As is apparent from the above description, the present invention provides a method for stabilizing L-methionine γ-lyase useful for detection and quantification of amino acids such as L-methionine and L-cysteine. By utilizing the present invention, L-methionine γ-lyase, which was conventionally difficult to store, can be stored easily and stably for a long period of time. is there.

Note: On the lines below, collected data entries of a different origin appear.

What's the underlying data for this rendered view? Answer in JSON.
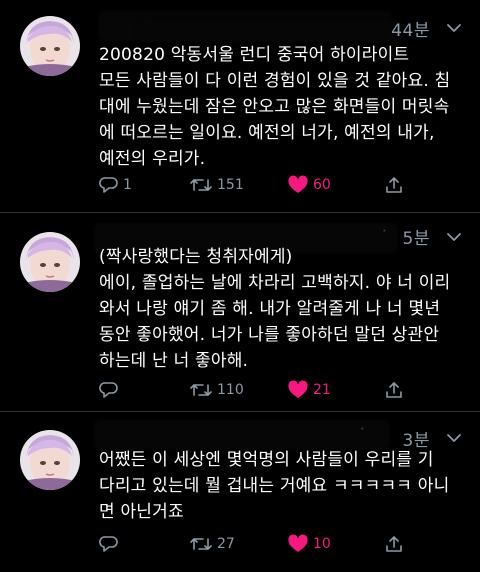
{
  "colors": {
    "background": "#000000",
    "text": "#ffffff",
    "muted": "#8b98a5",
    "like": "#f91880",
    "divider": "#2f3336"
  },
  "tweets": [
    {
      "time": "44분",
      "text_lines": [
        "200820 악동서울 런디 중국어 하이라이트",
        "모든 사람들이 다 이런 경험이 있을 것 같아요. 침",
        "대에 누웠는데 잠은 안오고 많은 화면들이 머릿속",
        "에 떠오르는 일이요. 예전의 너가, 예전의 내가,",
        "예전의 우리가."
      ],
      "reply_count": "1",
      "retweet_count": "151",
      "like_count": "60",
      "liked": true,
      "reply_icon": "reply-icon",
      "retweet_icon": "retweet-icon",
      "like_icon": "heart-icon",
      "share_icon": "share-icon"
    },
    {
      "time": "5분",
      "text_lines": [
        "(짝사랑했다는 청취자에게)",
        "에이, 졸업하는 날에 차라리 고백하지. 야 너 이리",
        "와서 나랑 얘기 좀 해. 내가 알려줄게 나 너 몇년",
        "동안 좋아했어. 너가 나를 좋아하던 말던 상관안",
        "하는데 난 너 좋아해."
      ],
      "reply_count": "",
      "retweet_count": "110",
      "like_count": "21",
      "liked": true
    },
    {
      "time": "3분",
      "text_lines": [
        "어쨌든 이 세상엔  몇억명의 사람들이 우리를 기",
        "다리고 있는데 뭘 겁내는 거예요 ㅋㅋㅋㅋㅋ 아니",
        "면 아닌거죠"
      ],
      "reply_count": "",
      "retweet_count": "27",
      "like_count": "10",
      "liked": true
    }
  ]
}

Continuation of front page (56) References JP-A-62-221697 (JP, A) JP-A-57-118790 (JP, A) JP-A-2-23866 (JP, A) JP-A-62-130687 (JP) , A) Analytical Biochemistry, Vol. 138, (1984), p. 421-424 (58) Field surveyed (Int. Cl. ⁷ , DB name) C12N 9/00-9/99 BIOSIS (DIALOG) MEDLINE (STN) WPI (DIALOG)

Claims (13)

(57) [Claims] 1. L-methionine γ-lyase, (1) oligosaccharide, (2) water-soluble polysaccharide, (3) sugar alcohol,
Lyophilizing a solution in which one or more substances selected from the group consisting of (4) protein, (5) acidic amino acid, (6) glutathione, and (7) N-acetylcysteine are present. Characteristic method for stabilizing L-methionine γ-lyase. 2. The method according to claim 1, wherein the oligosaccharide is saccharose, maltose,
2. The method according to claim 1, wherein the method is lactose, trehalose, raffinose or maltotriose. 3. The method according to claim 1, wherein the oligosaccharide is trehalose or raffinose. 4. The method according to claim 1, wherein the water-soluble polysaccharide is dextran. 5. The method according to claim 1, wherein the sugar alcohol is sorbitol, mannitol or xylitol. 6. The method according to claim 1, wherein the protein is a hydrolyzate of gelatin. 7. The method according to claim 1, wherein the acidic amino acid is glutamic acid, aspartic acid or an alkali metal salt thereof. 8. One or two selected from the group consisting of L-methionine γ-lyase, oligosaccharide and (1) protein, (2) amino acid, (3) glutathione and (4) N-acetylcysteine. A method for stabilizing L-methionine γ-lyase, comprising freeze-drying a solution in which the above-mentioned substance is coexisted. 9. An oligosaccharide comprising saccharose, maltose,
9. The method according to claim 8, wherein the method is lactose, trehalose, raffinose or maltotriose. 10. The method according to claim 8, wherein the protein is a hydrolyzate of gelatin. 11. The method according to claim 8, wherein the amino acid is glutamine, glutamic acid or a salt of glutamic acid. 12. L-methionine γ-lyase, and (1)
Oligosaccharide, (2) water-soluble polysaccharide, (3) sugar alcohol,
A solution obtained by freeze-drying a solution containing one or more substances selected from the group consisting of (4) a protein, (5) an acidic amino acid, (6) glutathione, and (7) N-acetylcysteine. , Stabilized L-methionine γ-lyase. 13. An L-methionine γ-lyase, an oligosaccharide, and one or more selected from the group consisting of (1) protein, (2) amino acid, (3) glutathione, and (4) N-acetylcysteine. A stabilized L-methionine γ-lyase, which is obtained by freeze-drying a solution in which a substance and a substance are coexisted.